Lees meer: Hanneke Hendrix: 'In ons huishouden hebben we geen principes'
Er komt forse ietwat kakkerige vrouw binnen met aan haar hand een klein mannetje met een brilletje. De vrouw spreekt wachtende zeven aan.

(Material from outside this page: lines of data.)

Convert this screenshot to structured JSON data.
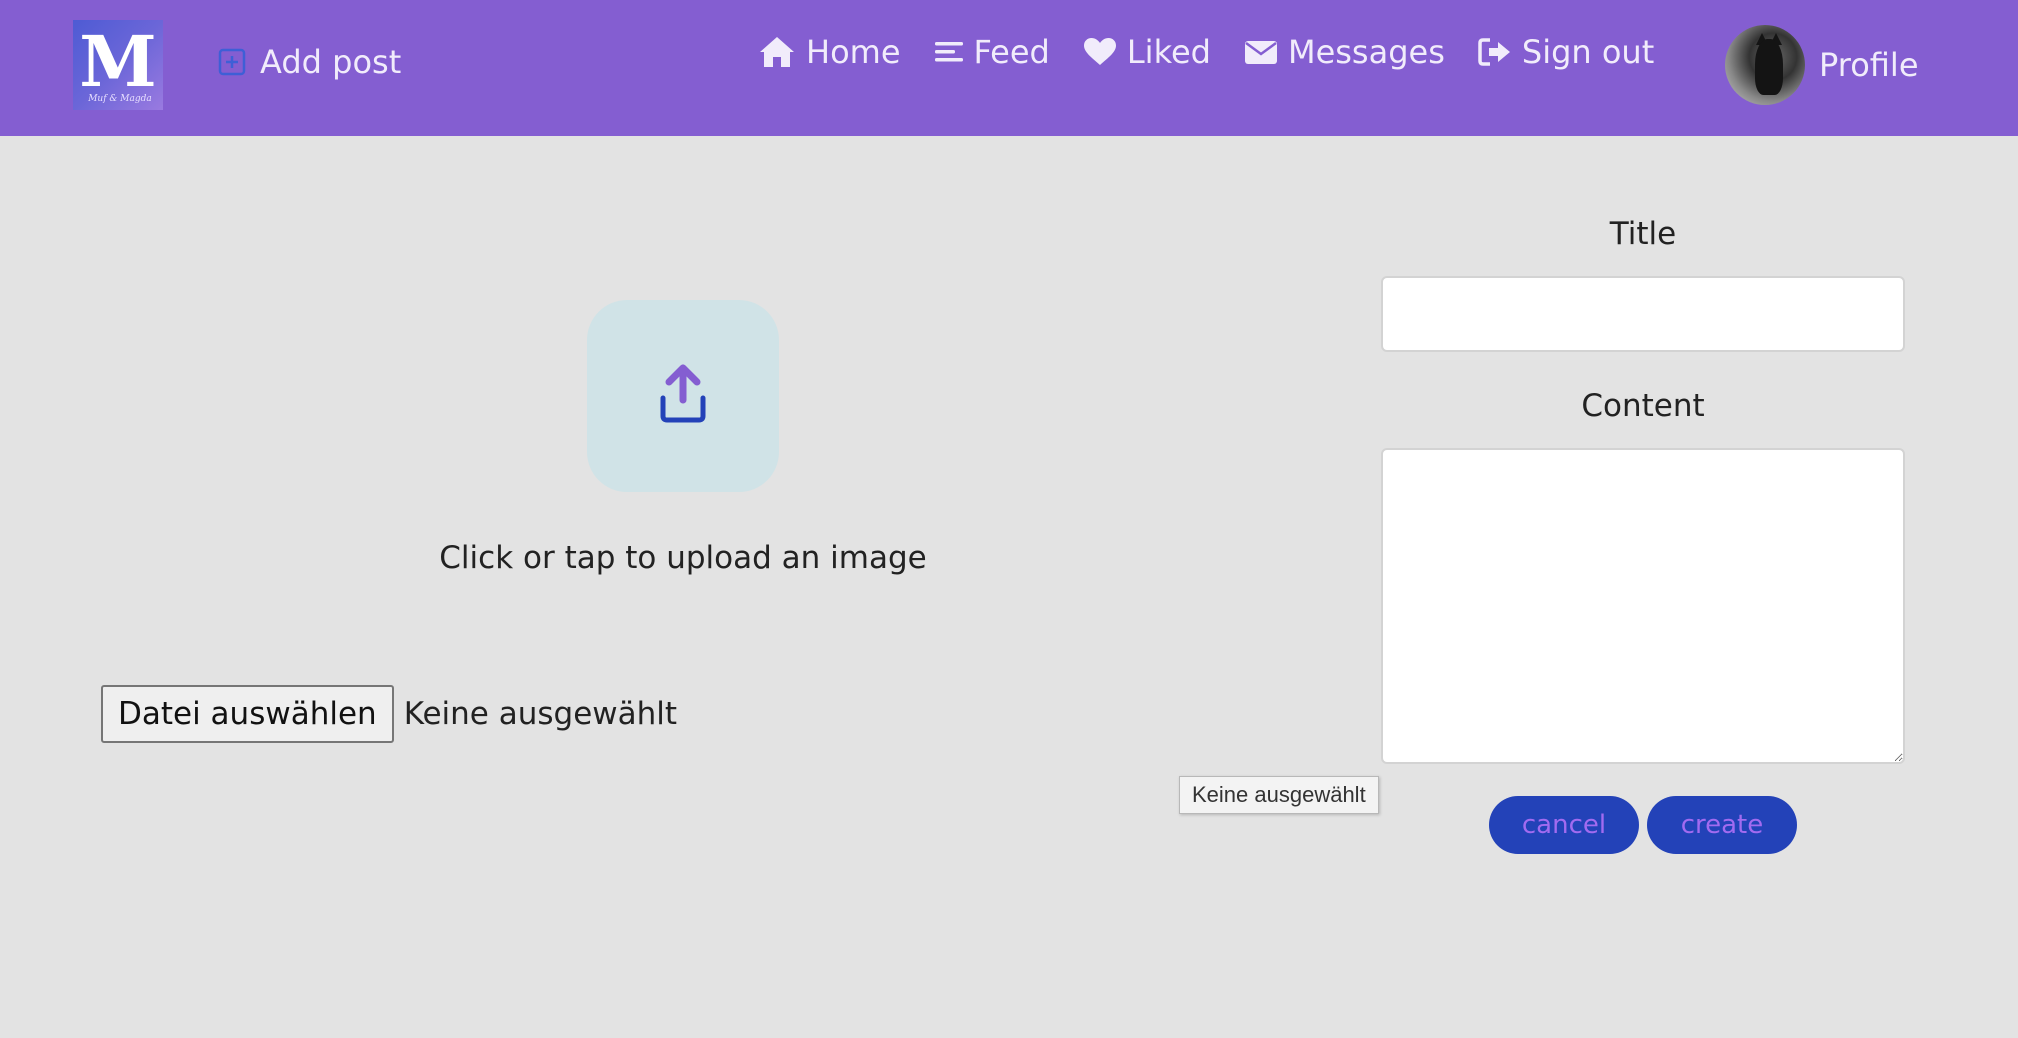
{
  "header": {
    "logo": {
      "letter": "M",
      "tagline": "Muf & Magda"
    },
    "add_post_label": "Add post",
    "nav": [
      {
        "label": "Home",
        "icon": "home-icon"
      },
      {
        "label": "Feed",
        "icon": "menu-icon"
      },
      {
        "label": "Liked",
        "icon": "heart-icon"
      },
      {
        "label": "Messages",
        "icon": "envelope-icon"
      },
      {
        "label": "Sign out",
        "icon": "sign-out-icon"
      }
    ],
    "profile_label": "Profile"
  },
  "upload": {
    "hint": "Click or tap to upload an image",
    "file_button": "Datei auswählen",
    "file_status": "Keine ausgewählt",
    "tooltip": "Keine ausgewählt"
  },
  "form": {
    "title_label": "Title",
    "title_value": "",
    "content_label": "Content",
    "content_value": "",
    "cancel_label": "cancel",
    "create_label": "create"
  },
  "colors": {
    "navbar": "#845ed1",
    "background": "#e3e3e3",
    "button_bg": "#2342b8",
    "button_text": "#a26bf0",
    "upload_tile": "#d0e3e7"
  }
}
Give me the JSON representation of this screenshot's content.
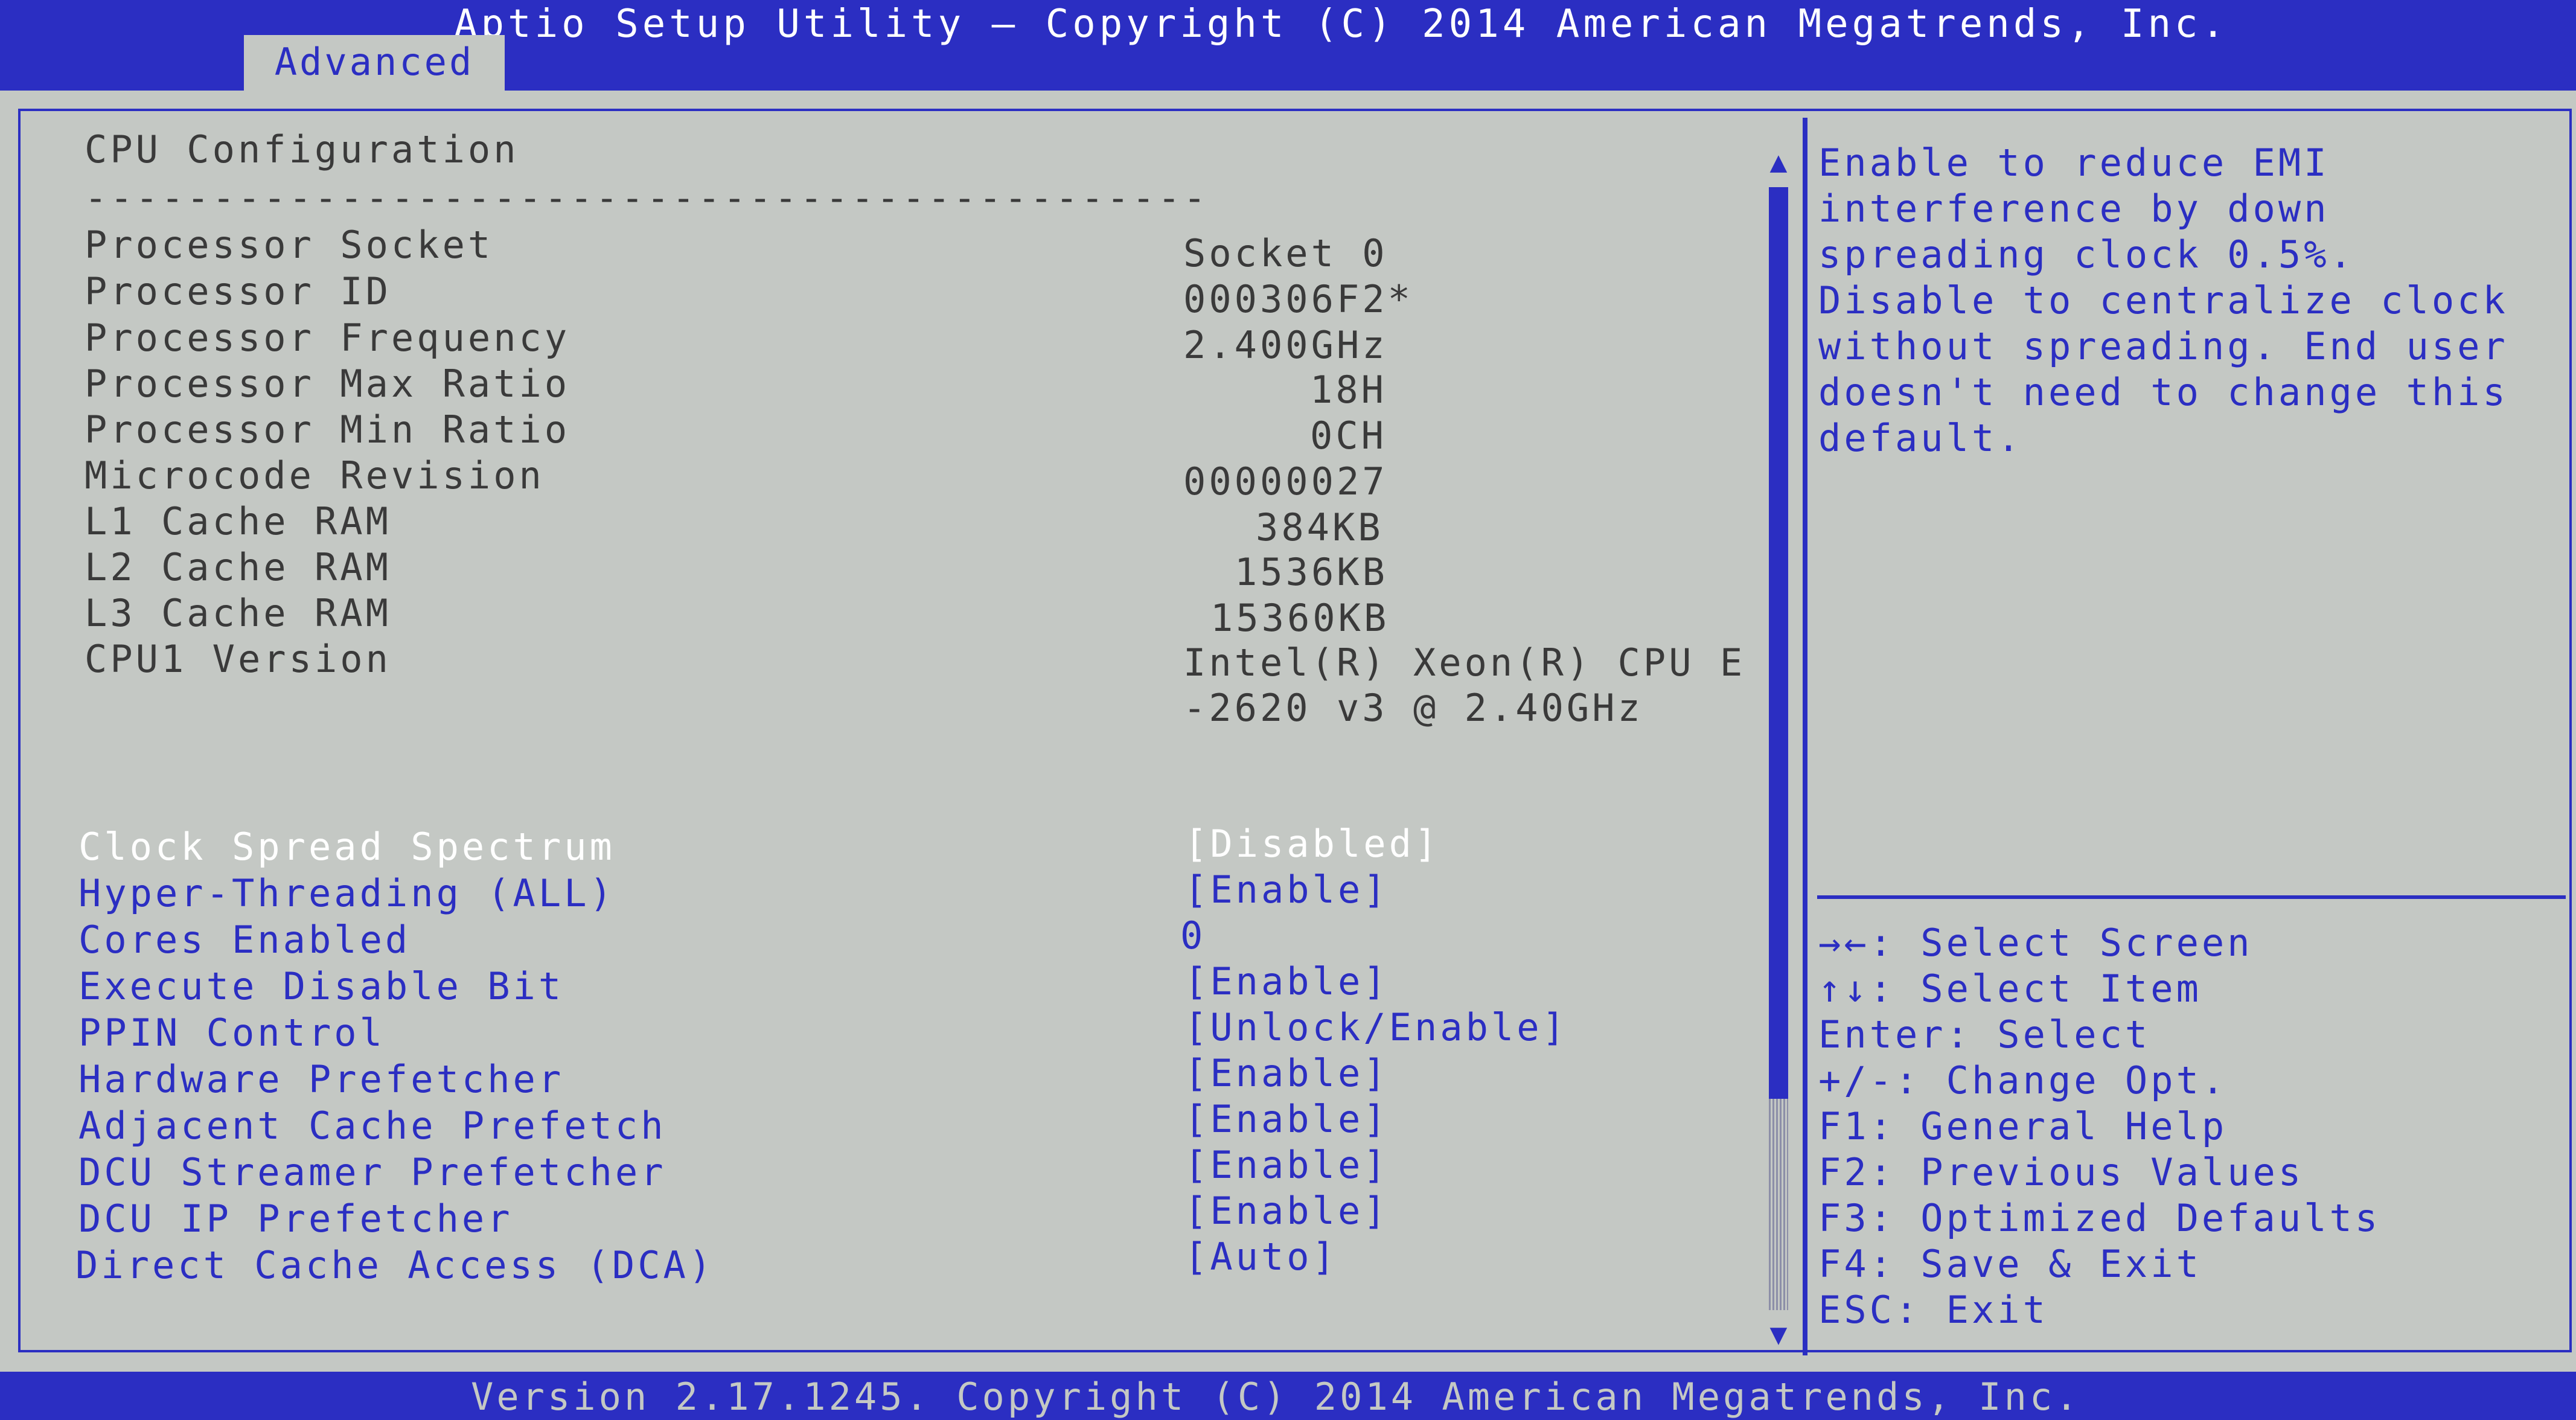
{
  "title": "Aptio Setup Utility – Copyright (C) 2014 American Megatrends, Inc.",
  "tab": "Advanced",
  "section_title": "CPU Configuration",
  "separator": "--------------------------------------------",
  "info_rows": [
    {
      "label": "Processor Socket",
      "value": "Socket 0"
    },
    {
      "label": "Processor ID",
      "value": "000306F2*"
    },
    {
      "label": "Processor Frequency",
      "value": "2.400GHz"
    },
    {
      "label": "Processor Max Ratio",
      "value": "18H"
    },
    {
      "label": "Processor Min Ratio",
      "value": "0CH"
    },
    {
      "label": "Microcode Revision",
      "value": "00000027"
    },
    {
      "label": "L1 Cache RAM",
      "value": "384KB"
    },
    {
      "label": "L2 Cache RAM",
      "value": "1536KB"
    },
    {
      "label": "L3 Cache RAM",
      "value": "15360KB"
    },
    {
      "label": "CPU1 Version",
      "value": "Intel(R) Xeon(R) CPU E"
    }
  ],
  "cpu_version_line2": "-2620 v3 @ 2.40GHz",
  "options": [
    {
      "label": "Clock Spread Spectrum",
      "value": "[Disabled]"
    },
    {
      "label": "Hyper-Threading (ALL)",
      "value": "[Enable]"
    },
    {
      "label": "Cores Enabled",
      "value": "0"
    },
    {
      "label": "Execute Disable Bit",
      "value": "[Enable]"
    },
    {
      "label": "PPIN Control",
      "value": "[Unlock/Enable]"
    },
    {
      "label": "Hardware Prefetcher",
      "value": "[Enable]"
    },
    {
      "label": "Adjacent Cache Prefetch",
      "value": "[Enable]"
    },
    {
      "label": "DCU Streamer Prefetcher",
      "value": "[Enable]"
    },
    {
      "label": "DCU IP Prefetcher",
      "value": "[Enable]"
    },
    {
      "label": "Direct Cache Access (DCA)",
      "value": "[Auto]"
    }
  ],
  "help_lines": [
    "Enable to reduce EMI",
    "interference by down",
    "spreading clock 0.5%.",
    "Disable to centralize clock",
    "without spreading. End user",
    "doesn't need to change this",
    "default."
  ],
  "key_help": [
    "→←: Select Screen",
    "↑↓: Select Item",
    "Enter: Select",
    "+/-: Change Opt.",
    "F1: General Help",
    "F2: Previous Values",
    "F3: Optimized Defaults",
    "F4: Save & Exit",
    "ESC: Exit"
  ],
  "footer": "Version 2.17.1245. Copyright (C) 2014 American Megatrends, Inc.",
  "colors": {
    "bios_blue": "#2b2ec2",
    "panel_gray": "#c4c8c4",
    "text_dark": "#3a3a3a",
    "highlight": "#ffffff"
  }
}
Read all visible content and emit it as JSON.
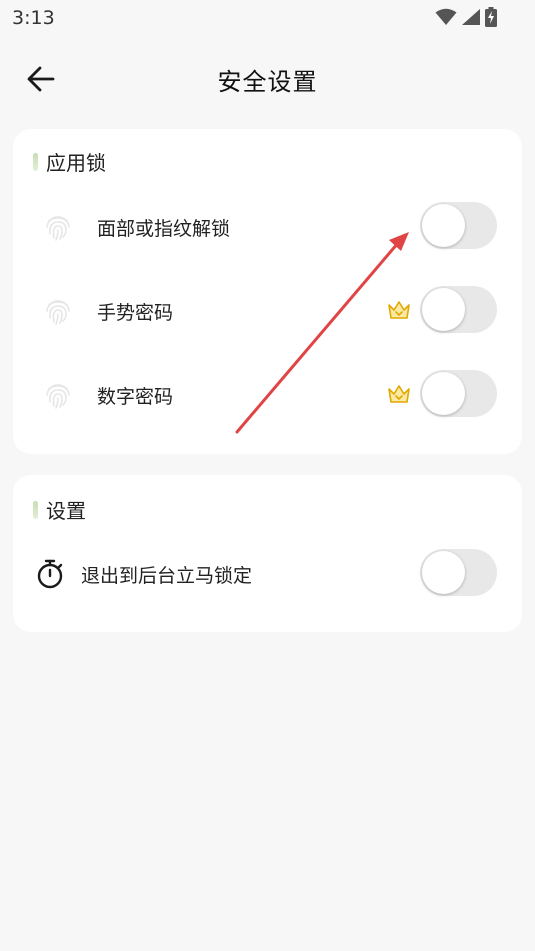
{
  "status_bar": {
    "time": "3:13",
    "icons": [
      "wifi-icon",
      "signal-icon",
      "battery-charging-icon"
    ]
  },
  "header": {
    "title": "安全设置",
    "back_icon": "arrow-left-icon"
  },
  "app_lock_section": {
    "title": "应用锁",
    "items": [
      {
        "label": "面部或指纹解锁",
        "icon": "fingerprint-icon",
        "premium": false,
        "enabled": false
      },
      {
        "label": "手势密码",
        "icon": "fingerprint-icon",
        "premium": true,
        "enabled": false
      },
      {
        "label": "数字密码",
        "icon": "fingerprint-icon",
        "premium": true,
        "enabled": false
      }
    ]
  },
  "settings_section": {
    "title": "设置",
    "items": [
      {
        "label": "退出到后台立马锁定",
        "icon": "stopwatch-icon",
        "enabled": false
      }
    ]
  },
  "colors": {
    "background": "#f7f7f7",
    "card": "#ffffff",
    "toggle_off": "#e8e8e8",
    "accent_bar": "#c8dcb4",
    "crown": "#f2c230",
    "annotation_arrow": "#e04444"
  }
}
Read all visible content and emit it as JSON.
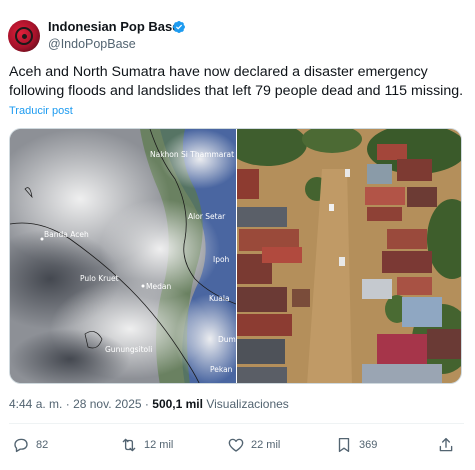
{
  "author": {
    "name": "Indonesian Pop Base",
    "handle": "@IndoPopBase",
    "verified": true,
    "accent_color": "#1d9bf0"
  },
  "tweet": {
    "text": "Aceh and North Sumatra have now declared a disaster emergency following floods and landslides that left 79 people dead and 115 missing.",
    "translate_label": "Traducir post"
  },
  "media": {
    "left": {
      "description_icon": "satellite-map",
      "labels": [
        "Nakhon Si Thammarat",
        "Alor Setar",
        "Banda Aceh",
        "Ipoh",
        "Pulo Kruet",
        "Medan",
        "Kuala",
        "Gunungsitoli",
        "Dum",
        "Pekan"
      ]
    },
    "right": {
      "description_icon": "flood-aerial-photo"
    }
  },
  "meta": {
    "time": "4:44 a. m.",
    "separator": "·",
    "date": "28 nov. 2025",
    "views_count": "500,1 mil",
    "views_label": "Visualizaciones"
  },
  "actions": {
    "replies": "82",
    "reposts": "12 mil",
    "likes": "22 mil",
    "bookmarks": "369"
  }
}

‘Heeeeeee! Nou! Aat! Wat léúk. Hoe ís het met je? Wacht, dan stel ik ook maar meteen even mijn vriend, nee wacht even, sinds een week mijn verloofde aan je voor! Aat, dit is Tomá.’
‘Wat? Tomá?’
‘Ja, Tomá.’
‘O. Hoi. Ik ben Aat.’
‘‘Allo.’
‘O, het is een Fransman!’
‘Inderdaad!’
‘Allo Tomá!’
‘Allo Kaaz!’
‘Non, Tomá: Aat. Áát.’
‘Heet ‘ie dan eigenlijk Thomas?’
‘Ja, ja, inderdaad. Maar ja, ik praat natuurlijk alleen maar Frans tegen hem. Ik praat eigenlijk alleen nog maar Frans, hahaha!’
‘Leuk zeg.’
‘Ja.’
‘Heel leuk.’
‘Ik dacht, ik neem hem mee naar een Hollandse kaasboer.’
‘Is weer eens wat anders dan Paturain.’
‘Ach.’
‘Ja.’
‘Leuk je te zien, Aat.’
‘Ja.’
‘Eet je nog steeds gewone jong belegen boeren?’
‘Ja, dat weet je toch.’
‘Jij verandert niet.’
‘Nee.’
‘Gaiten-kaaz!’
‘Oui Tomá, c’est fromage de chèvre. Je ziet er goed uit, Aat.’
‘Ach.’
‘Zullen we anders snel eens koffie? Ik woon weer hier.’
‘Nou…’
‘Gewoon, als vroeger.’
‘Marleen, ik denk niet dat het een goed idee is om koffie te doen.’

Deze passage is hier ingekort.